Walking is not the most efficient way to explore the city, but it is certainly the most intimate. When cycling or driving, one is too distracted by the sheer speed of the whole affair. There exists a very real possibility that a lack of focus on the individuals operating around you, mixed with the speed at which you are personally operating, will combine to bring about serious injury and death. Public transportation is an altogether different animal. Riding in a metal beast, disconnected from the outdoors by safety glass; one feels a certain alienation from their surroundings. It originates from the physical separation between those on the outside and those on the inside, from the fact that what is outside cannot currently be accessed as a result of the restrictions placed upon you by form and function of the bus, from the fact that the form and function of the city necessitates the use of subways and buses in the first place, from the fact that the form and function of the city most often serve efficiency and functionality over the happiness or fulfillment of the individual. The feeling is not dissimilar to that of a prisoner looking out to the free world, seeing those who are in a much different position than they, trapped within a physical and ideological institution that exists more to serve efficiency and functionality than humanity. Of course, the feeling is quite different in terms of scale, but it is still similar in its basic emotive form. Individual motorized vehicle conductors are somewhat better off in this regard, but are still in more or less the same position as driving a vehicle enters you into a contract with the state and the society around you; you are free to go where you please but bound and restricted in every facet of doing so.

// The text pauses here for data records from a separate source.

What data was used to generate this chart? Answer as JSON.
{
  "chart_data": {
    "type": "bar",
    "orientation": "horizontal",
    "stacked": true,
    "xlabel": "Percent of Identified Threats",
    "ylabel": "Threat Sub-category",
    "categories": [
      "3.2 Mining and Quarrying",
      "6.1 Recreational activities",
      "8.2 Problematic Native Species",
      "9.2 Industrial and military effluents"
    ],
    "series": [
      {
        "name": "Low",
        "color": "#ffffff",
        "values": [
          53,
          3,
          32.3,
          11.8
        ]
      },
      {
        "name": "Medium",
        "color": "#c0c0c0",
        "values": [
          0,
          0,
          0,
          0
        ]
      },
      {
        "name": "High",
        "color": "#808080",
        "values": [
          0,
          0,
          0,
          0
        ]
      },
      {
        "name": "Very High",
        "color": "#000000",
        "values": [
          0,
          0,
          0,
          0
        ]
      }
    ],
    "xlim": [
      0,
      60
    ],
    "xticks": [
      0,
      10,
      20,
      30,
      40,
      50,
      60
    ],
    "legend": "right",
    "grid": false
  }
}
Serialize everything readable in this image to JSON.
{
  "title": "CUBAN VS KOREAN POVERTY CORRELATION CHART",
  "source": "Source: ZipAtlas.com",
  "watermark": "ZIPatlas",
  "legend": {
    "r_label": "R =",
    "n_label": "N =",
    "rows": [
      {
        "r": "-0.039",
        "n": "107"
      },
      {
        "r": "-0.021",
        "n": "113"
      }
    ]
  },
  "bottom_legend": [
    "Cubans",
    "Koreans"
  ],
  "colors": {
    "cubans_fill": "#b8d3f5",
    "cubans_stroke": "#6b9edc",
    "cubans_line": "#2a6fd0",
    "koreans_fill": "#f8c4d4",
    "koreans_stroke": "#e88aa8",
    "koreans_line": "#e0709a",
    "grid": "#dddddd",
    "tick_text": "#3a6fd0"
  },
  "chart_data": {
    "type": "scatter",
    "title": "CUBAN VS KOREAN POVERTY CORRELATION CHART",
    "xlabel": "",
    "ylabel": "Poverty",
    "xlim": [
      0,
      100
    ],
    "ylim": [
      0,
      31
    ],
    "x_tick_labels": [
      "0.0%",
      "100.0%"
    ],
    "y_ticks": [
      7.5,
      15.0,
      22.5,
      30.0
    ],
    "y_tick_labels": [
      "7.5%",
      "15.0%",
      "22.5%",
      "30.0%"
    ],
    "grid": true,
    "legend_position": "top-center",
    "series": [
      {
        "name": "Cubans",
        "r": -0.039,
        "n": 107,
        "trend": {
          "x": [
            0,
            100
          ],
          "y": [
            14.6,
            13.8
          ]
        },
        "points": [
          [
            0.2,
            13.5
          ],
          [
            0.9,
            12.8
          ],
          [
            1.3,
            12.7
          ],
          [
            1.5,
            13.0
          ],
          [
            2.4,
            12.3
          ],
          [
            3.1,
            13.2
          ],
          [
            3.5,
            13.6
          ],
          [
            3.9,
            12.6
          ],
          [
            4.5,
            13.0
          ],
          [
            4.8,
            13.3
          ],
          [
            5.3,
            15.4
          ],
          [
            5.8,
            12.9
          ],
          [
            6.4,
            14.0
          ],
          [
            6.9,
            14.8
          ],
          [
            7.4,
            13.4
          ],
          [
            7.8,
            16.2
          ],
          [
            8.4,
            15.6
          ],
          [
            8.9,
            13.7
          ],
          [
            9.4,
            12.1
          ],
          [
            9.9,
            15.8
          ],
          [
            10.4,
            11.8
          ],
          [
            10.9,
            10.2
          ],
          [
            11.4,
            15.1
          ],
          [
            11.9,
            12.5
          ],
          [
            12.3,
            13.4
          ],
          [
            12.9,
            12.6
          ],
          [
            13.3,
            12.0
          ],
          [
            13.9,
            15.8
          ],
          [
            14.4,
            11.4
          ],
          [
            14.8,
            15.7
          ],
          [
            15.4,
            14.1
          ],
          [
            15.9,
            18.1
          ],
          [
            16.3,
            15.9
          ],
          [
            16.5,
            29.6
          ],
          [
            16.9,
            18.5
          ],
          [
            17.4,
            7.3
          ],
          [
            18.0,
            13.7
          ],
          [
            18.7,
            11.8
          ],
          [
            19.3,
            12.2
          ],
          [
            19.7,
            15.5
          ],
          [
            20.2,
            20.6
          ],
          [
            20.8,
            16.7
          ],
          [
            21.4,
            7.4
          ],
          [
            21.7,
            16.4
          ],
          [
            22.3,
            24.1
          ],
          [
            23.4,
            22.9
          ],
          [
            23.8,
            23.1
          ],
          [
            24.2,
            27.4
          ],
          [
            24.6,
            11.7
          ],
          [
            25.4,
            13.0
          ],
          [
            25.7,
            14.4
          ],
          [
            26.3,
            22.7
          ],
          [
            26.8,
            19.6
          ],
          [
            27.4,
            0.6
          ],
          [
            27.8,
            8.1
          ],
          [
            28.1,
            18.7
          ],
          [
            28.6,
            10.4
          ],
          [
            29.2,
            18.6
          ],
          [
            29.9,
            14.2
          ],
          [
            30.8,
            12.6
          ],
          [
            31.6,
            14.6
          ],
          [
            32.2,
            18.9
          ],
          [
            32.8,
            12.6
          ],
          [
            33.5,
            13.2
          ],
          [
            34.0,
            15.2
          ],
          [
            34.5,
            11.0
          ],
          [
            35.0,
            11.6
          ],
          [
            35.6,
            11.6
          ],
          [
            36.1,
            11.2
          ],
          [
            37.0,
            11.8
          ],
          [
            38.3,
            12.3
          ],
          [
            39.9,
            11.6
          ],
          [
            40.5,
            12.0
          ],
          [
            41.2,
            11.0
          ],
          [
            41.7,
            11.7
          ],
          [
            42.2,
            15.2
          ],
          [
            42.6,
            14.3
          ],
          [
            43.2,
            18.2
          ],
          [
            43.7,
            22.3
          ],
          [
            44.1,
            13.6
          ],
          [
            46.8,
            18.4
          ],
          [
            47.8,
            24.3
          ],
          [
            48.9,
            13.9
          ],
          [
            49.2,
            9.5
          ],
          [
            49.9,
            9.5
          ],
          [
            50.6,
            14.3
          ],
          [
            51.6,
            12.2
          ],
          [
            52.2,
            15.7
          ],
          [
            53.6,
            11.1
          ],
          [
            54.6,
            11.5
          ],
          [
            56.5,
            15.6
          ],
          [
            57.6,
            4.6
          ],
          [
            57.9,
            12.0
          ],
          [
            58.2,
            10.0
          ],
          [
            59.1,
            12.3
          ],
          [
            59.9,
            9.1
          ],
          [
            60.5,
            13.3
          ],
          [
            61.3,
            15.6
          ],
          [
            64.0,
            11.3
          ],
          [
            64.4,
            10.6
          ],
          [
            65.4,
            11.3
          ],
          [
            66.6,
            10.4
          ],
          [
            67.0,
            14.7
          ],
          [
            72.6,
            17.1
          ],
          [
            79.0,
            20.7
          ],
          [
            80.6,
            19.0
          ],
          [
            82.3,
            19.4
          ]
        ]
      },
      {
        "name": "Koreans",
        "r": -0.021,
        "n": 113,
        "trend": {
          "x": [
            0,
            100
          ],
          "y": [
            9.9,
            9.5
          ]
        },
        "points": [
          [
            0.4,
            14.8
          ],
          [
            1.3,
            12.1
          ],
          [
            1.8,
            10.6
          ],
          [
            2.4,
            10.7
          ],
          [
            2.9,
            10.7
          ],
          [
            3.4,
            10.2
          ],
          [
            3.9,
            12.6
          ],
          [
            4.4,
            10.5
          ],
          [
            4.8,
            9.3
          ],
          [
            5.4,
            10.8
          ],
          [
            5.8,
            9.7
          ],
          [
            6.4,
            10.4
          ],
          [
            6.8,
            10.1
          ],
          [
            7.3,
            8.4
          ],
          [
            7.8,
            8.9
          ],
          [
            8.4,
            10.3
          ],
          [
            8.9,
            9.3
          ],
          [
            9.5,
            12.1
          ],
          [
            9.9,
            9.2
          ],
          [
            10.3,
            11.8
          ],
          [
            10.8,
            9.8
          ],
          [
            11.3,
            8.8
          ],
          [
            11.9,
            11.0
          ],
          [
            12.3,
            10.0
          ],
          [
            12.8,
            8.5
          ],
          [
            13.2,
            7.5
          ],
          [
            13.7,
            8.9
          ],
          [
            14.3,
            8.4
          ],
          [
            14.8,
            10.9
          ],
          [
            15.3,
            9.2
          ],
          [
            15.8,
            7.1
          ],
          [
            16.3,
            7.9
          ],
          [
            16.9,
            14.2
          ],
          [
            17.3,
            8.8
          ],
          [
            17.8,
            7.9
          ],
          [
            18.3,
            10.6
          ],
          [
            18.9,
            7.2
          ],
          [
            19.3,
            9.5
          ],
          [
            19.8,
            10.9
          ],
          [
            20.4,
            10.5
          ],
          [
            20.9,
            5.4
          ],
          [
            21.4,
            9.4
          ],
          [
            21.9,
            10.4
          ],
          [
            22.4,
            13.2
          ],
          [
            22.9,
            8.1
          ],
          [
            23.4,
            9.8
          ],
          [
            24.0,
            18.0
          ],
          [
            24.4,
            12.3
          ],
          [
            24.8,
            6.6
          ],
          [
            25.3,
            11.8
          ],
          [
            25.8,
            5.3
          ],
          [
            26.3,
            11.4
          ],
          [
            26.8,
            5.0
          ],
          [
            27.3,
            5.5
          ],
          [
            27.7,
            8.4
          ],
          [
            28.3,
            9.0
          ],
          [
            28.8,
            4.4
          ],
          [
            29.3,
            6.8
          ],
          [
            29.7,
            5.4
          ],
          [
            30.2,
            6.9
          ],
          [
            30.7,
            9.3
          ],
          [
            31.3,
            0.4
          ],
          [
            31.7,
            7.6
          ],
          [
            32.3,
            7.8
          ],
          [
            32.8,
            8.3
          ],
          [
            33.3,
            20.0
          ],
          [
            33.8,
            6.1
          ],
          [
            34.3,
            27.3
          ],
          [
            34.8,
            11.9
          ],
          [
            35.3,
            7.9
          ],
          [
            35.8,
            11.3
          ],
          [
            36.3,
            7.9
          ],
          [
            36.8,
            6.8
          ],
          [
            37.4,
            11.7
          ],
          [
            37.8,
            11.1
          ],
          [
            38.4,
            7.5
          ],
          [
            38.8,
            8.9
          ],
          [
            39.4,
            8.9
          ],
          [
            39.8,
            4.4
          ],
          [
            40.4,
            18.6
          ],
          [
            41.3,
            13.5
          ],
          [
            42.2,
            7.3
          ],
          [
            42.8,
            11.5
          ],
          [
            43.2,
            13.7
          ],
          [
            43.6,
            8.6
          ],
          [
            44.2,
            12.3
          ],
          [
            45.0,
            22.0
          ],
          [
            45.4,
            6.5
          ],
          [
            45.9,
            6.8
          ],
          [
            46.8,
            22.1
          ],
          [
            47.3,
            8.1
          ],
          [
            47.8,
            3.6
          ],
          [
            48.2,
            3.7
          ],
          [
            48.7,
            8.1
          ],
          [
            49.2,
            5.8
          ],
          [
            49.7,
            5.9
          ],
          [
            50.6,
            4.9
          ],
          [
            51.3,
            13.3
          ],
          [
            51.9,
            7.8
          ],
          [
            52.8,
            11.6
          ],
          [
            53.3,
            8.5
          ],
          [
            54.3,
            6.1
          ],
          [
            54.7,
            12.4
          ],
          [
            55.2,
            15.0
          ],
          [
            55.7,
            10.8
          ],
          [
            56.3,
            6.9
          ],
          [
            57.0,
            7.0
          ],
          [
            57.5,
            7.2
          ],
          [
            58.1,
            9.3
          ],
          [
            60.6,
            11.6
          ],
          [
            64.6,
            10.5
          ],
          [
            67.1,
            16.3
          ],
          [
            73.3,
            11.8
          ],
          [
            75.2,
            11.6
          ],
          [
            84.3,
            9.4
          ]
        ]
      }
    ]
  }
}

Indeed, though not efficient in the least, walking is the most personal way of interacting with the city. Walking best allows you to join the city, the character in our lives most often taken for granted, as opposed to merely navigating it, or making it merely an obstacle to be overcome.
It is through walking that you can best see the city for what it is: an organism in its own right. The city is given life via a symbiotic relationship with humans, whereby humans consume and manipulate energy with which they create the city. In a sense, humans too are much the same, given life by the sum and work of their individual cells, which consume and manipulate energy, gradually creating the human form.